The last piece of the concert was “From Far and Near” for flute, violin, viola and cello by Kevin McCarter, and was the first time it was being performed. McCarter was inspired by two sets of photographs: ones of star fields and distant galaxies taken by the Hubble Space Telescope and the others of terrestrial landscapes with trees, flowers, rocks, streams and waterfalls in both close up and panoramic views. They evoked his imagination and appreciation for “the immensity of the universe and the beauties of our planet.” 

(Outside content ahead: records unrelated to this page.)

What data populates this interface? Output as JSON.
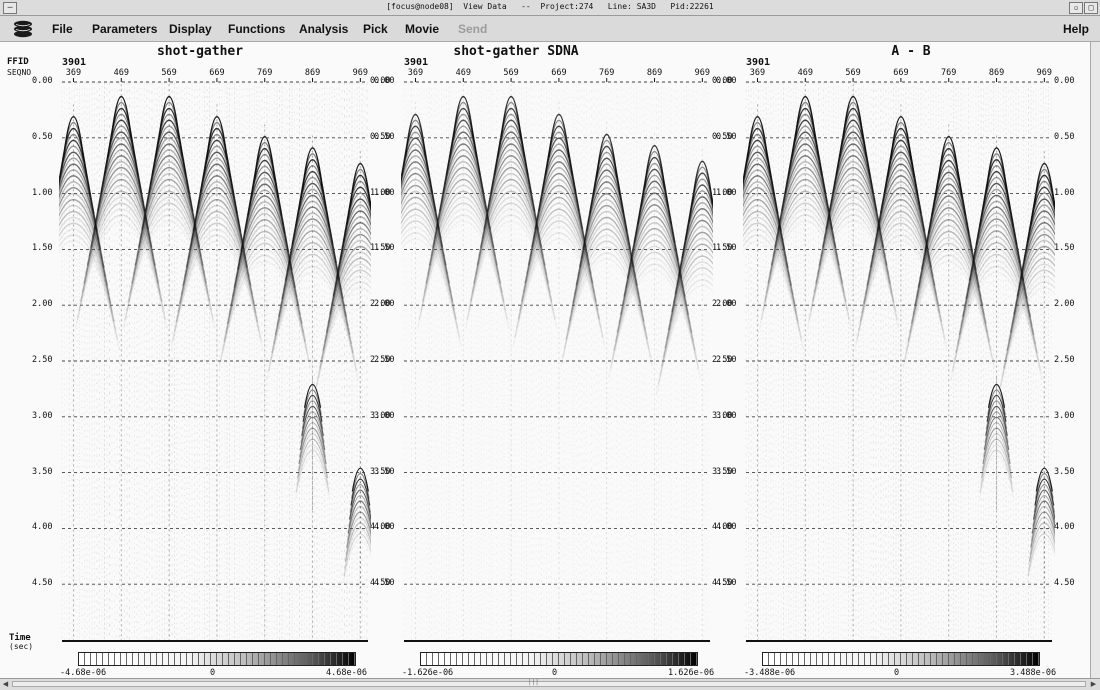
{
  "window": {
    "title": "[focus@node08]  View Data   --  Project:274   Line: SA3D   Pid:22261"
  },
  "menu": {
    "logo": "focus-logo-icon",
    "items": [
      {
        "label": "File",
        "enabled": true
      },
      {
        "label": "Parameters",
        "enabled": true
      },
      {
        "label": "Display",
        "enabled": true
      },
      {
        "label": "Functions",
        "enabled": true
      },
      {
        "label": "Analysis",
        "enabled": true
      },
      {
        "label": "Pick",
        "enabled": true
      },
      {
        "label": "Movie",
        "enabled": true
      },
      {
        "label": "Send",
        "enabled": false
      }
    ],
    "help": "Help"
  },
  "axis_labels": {
    "ffid": "FFID",
    "seqno": "SEQNO",
    "time": "Time",
    "time_unit": "(sec)"
  },
  "panels": [
    {
      "title": "shot-gather",
      "ffid": "3901",
      "seqno_ticks": [
        "369",
        "469",
        "569",
        "669",
        "769",
        "869",
        "969"
      ],
      "time_ticks": [
        "0.00",
        "0.50",
        "1.00",
        "1.50",
        "2.00",
        "2.50",
        "3.00",
        "3.50",
        "4.00",
        "4.50"
      ],
      "colorbar": {
        "min": "-4.68e-06",
        "mid": "0",
        "max": "4.68e-06"
      }
    },
    {
      "title": "shot-gather SDNA",
      "ffid": "3901",
      "seqno_ticks": [
        "369",
        "469",
        "569",
        "669",
        "769",
        "869",
        "969"
      ],
      "time_ticks": [
        "0.00",
        "0.50",
        "1.00",
        "1.50",
        "2.00",
        "2.50",
        "3.00",
        "3.50",
        "4.00",
        "4.50"
      ],
      "colorbar": {
        "min": "-1.626e-06",
        "mid": "0",
        "max": "1.626e-06"
      }
    },
    {
      "title": "A - B",
      "ffid": "3901",
      "seqno_ticks": [
        "369",
        "469",
        "569",
        "669",
        "769",
        "869",
        "969"
      ],
      "time_ticks": [
        "0.00",
        "0.50",
        "1.00",
        "1.50",
        "2.00",
        "2.50",
        "3.00",
        "3.50",
        "4.00",
        "4.50"
      ],
      "colorbar": {
        "min": "-3.488e-06",
        "mid": "0",
        "max": "3.488e-06"
      }
    }
  ],
  "colors": {
    "background": "#fafafa",
    "menubar": "#dadada",
    "ink": "#111111",
    "gridline": "#555555"
  }
}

“I think it was some of the shapes and textures and colors and just the way that things were arranged in the photos inspired some different ideas and the process of printing the piece suddenly became a process of generating the use of materials through these photographs,” McCarter said. “They invited me to imagine what it might be like to spend a day exploring the landscape of a planet in another galaxy and to wonder how much it might be like a day on the planet we know.”

The other pieces performed were “Breathless” by Hubert Howe, “Suite for Two Flutes, Op. 17” by Kath                                                    erine Hoover, “Bass Play Divertimento” by John de Clef Pinerio, “Ikarus – Duo for Binya” by Debra Kaye and “Nocturnes” by Jacob Goodman. 

The composers that were present and members of the Ensemble were excited and impressed with the production of each piece. 

“I was really happy how everything came together, putting together all of these quintuplets and septuplets,” Evans said. “We had a good time.”